The emergence of Atiku may have enlivened the race for 2019 general election.
Before the National Convention of the PDP in Port Harcourt, Rivers State, Saturday, apprehension was high that the main opposition party was going to make a serious mistake. Pundits had argued that Atiku was the best candidate and raised the alarm that if the selection went any other way, PDP may have played into the hands of the ruling All Progressives Congress (APC).
Those who raised the concern based their insinuation on the rumours that made the rounds that Aminu Tambuwal, governor of Sokoto State, may have been anointed as the preferred candidate.
Atiku had a few days before the Convention lamented the role of the elite in depriving him the opportunity to serve the country in that capacity as president. He had said that the elite conspiracy had made it impossible for him to emerge president.
“It (reason why I have not been elected President) is what I call the conspiracy theory of the political elite; if you are not going to be used, if you are not going to satisfy their personal aspiration. Part of the problem they (elite) have with me, is that they say I am independent, principled and so on. Unfortunately, the Nigeria public is not politically sophisticated to override the conspiracy of these political elite,” he said.
So, when he made the observation, some analysts said it must have emanated from a “possible gang-up” and “determination in certain powerful quarters” to ensure he did not emerge the PDP candidate.
Recall that Atiku had allowed emotion to take the greater part of him recently when he wept openly while speaking to his supporters who had purchased the PDP nomination form for him. The former Vice President had looked into the condition of the country and wondered why some powerful individuals in the country would not allow him to administer his antidote.
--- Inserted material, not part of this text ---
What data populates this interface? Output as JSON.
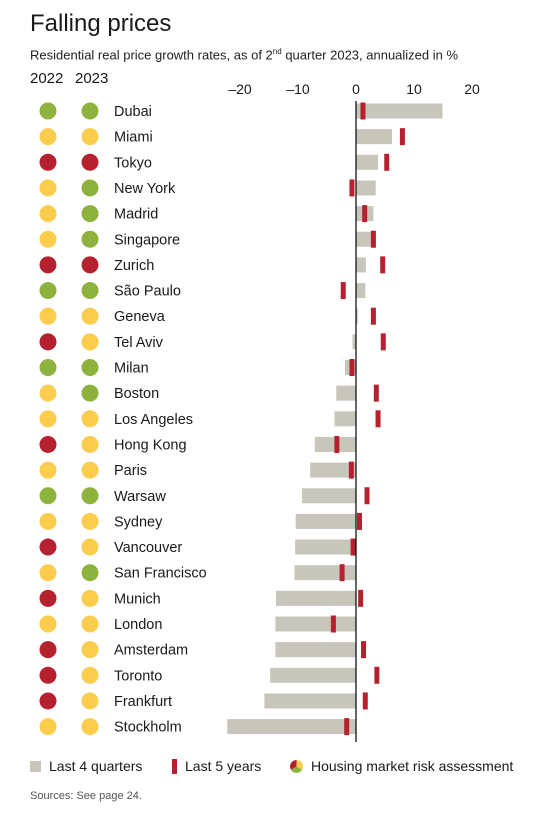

“I have been in politics for the past three decades and in those three decades I have only been on the ballot for the presidential election only once and that was in 2007. But not once in those three decades have I received this much love from the people as you have done today by choosing to purchase nomination forms on my behalf,” he said.
According to him, “By this action, there is a pact between you and me that we are going to do this work together. Just as you gathered here together, we shall enter the race for the PDP nomination together and together also into the general election and by the grace of God and through your hardwork; I believe that we are going to win together.”
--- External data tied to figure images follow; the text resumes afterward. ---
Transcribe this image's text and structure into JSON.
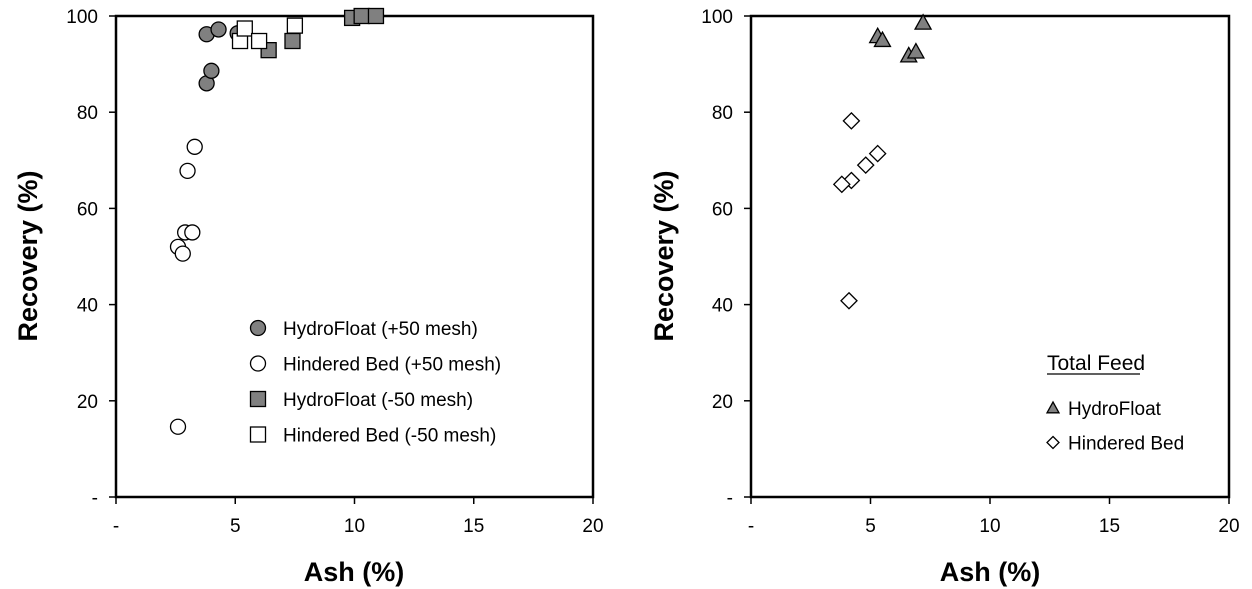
{
  "chart_data": [
    {
      "type": "scatter",
      "xlabel": "Ash (%)",
      "ylabel": "Recovery (%)",
      "xlim": [
        0,
        20
      ],
      "ylim": [
        0,
        100
      ],
      "x_ticks": [
        "-",
        "5",
        "10",
        "15",
        "20"
      ],
      "y_ticks": [
        "-",
        "20",
        "40",
        "60",
        "80",
        "100"
      ],
      "grid": false,
      "legend_position": "bottom-right",
      "legend_title": "",
      "series": [
        {
          "name": "HydroFloat (+50 mesh)",
          "marker": "circle",
          "fill": "#808080",
          "points": [
            [
              3.8,
              96.2
            ],
            [
              4.3,
              97.2
            ],
            [
              5.1,
              96.4
            ],
            [
              3.8,
              86.0
            ],
            [
              4.0,
              88.6
            ]
          ]
        },
        {
          "name": "Hindered Bed (+50 mesh)",
          "marker": "circle",
          "fill": "#ffffff",
          "points": [
            [
              3.3,
              72.8
            ],
            [
              3.0,
              67.8
            ],
            [
              2.9,
              55.0
            ],
            [
              3.2,
              55.0
            ],
            [
              2.6,
              52.0
            ],
            [
              2.8,
              50.6
            ],
            [
              2.6,
              14.6
            ]
          ]
        },
        {
          "name": "HydroFloat (-50 mesh)",
          "marker": "square",
          "fill": "#808080",
          "points": [
            [
              6.4,
              92.9
            ],
            [
              7.4,
              94.8
            ],
            [
              9.9,
              99.6
            ],
            [
              10.3,
              100.0
            ],
            [
              10.9,
              100.0
            ]
          ]
        },
        {
          "name": "Hindered Bed (-50 mesh)",
          "marker": "square",
          "fill": "#ffffff",
          "points": [
            [
              5.2,
              94.8
            ],
            [
              5.4,
              97.4
            ],
            [
              6.0,
              94.8
            ],
            [
              7.5,
              98.0
            ]
          ]
        }
      ]
    },
    {
      "type": "scatter",
      "xlabel": "Ash (%)",
      "ylabel": "Recovery (%)",
      "xlim": [
        0,
        20
      ],
      "ylim": [
        0,
        100
      ],
      "x_ticks": [
        "-",
        "5",
        "10",
        "15",
        "20"
      ],
      "y_ticks": [
        "-",
        "20",
        "40",
        "60",
        "80",
        "100"
      ],
      "grid": false,
      "legend_position": "bottom-right",
      "legend_title": "Total Feed",
      "series": [
        {
          "name": "HydroFloat",
          "marker": "triangle",
          "fill": "#808080",
          "points": [
            [
              5.3,
              95.8
            ],
            [
              5.5,
              95.0
            ],
            [
              6.6,
              91.8
            ],
            [
              6.9,
              92.6
            ],
            [
              7.2,
              98.6
            ]
          ]
        },
        {
          "name": "Hindered Bed",
          "marker": "diamond",
          "fill": "#ffffff",
          "points": [
            [
              4.2,
              78.2
            ],
            [
              5.3,
              71.4
            ],
            [
              4.8,
              69.0
            ],
            [
              4.2,
              65.8
            ],
            [
              3.8,
              65.0
            ],
            [
              4.1,
              40.8
            ]
          ]
        }
      ]
    }
  ]
}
But in Port Harcourt, the 12 governors on the PDP platform decided there was not going to be any consensus, preferring that the 12 aspirant should test their popularity at the delegate convention.The governors had asked all delegates to go and vote for candidates of their choice.
There were horse-treading, wheeling and dealing, in the end however, sanity prevailed.
Analysts speak in tandem that the former vice president may have invested more than any other aspirant to the presidential ticket. They noted his journeys across the country, visiting some states more than once; travelling abroad to sensitise Nigerians in the Diaspora, among other engagements. He had spoken passionately about restructuring of the country, a sensitive subject that many prefer to keep quiet on; he has talked about what he would do with the nation’s unviable refineries and his approach to the economy generally.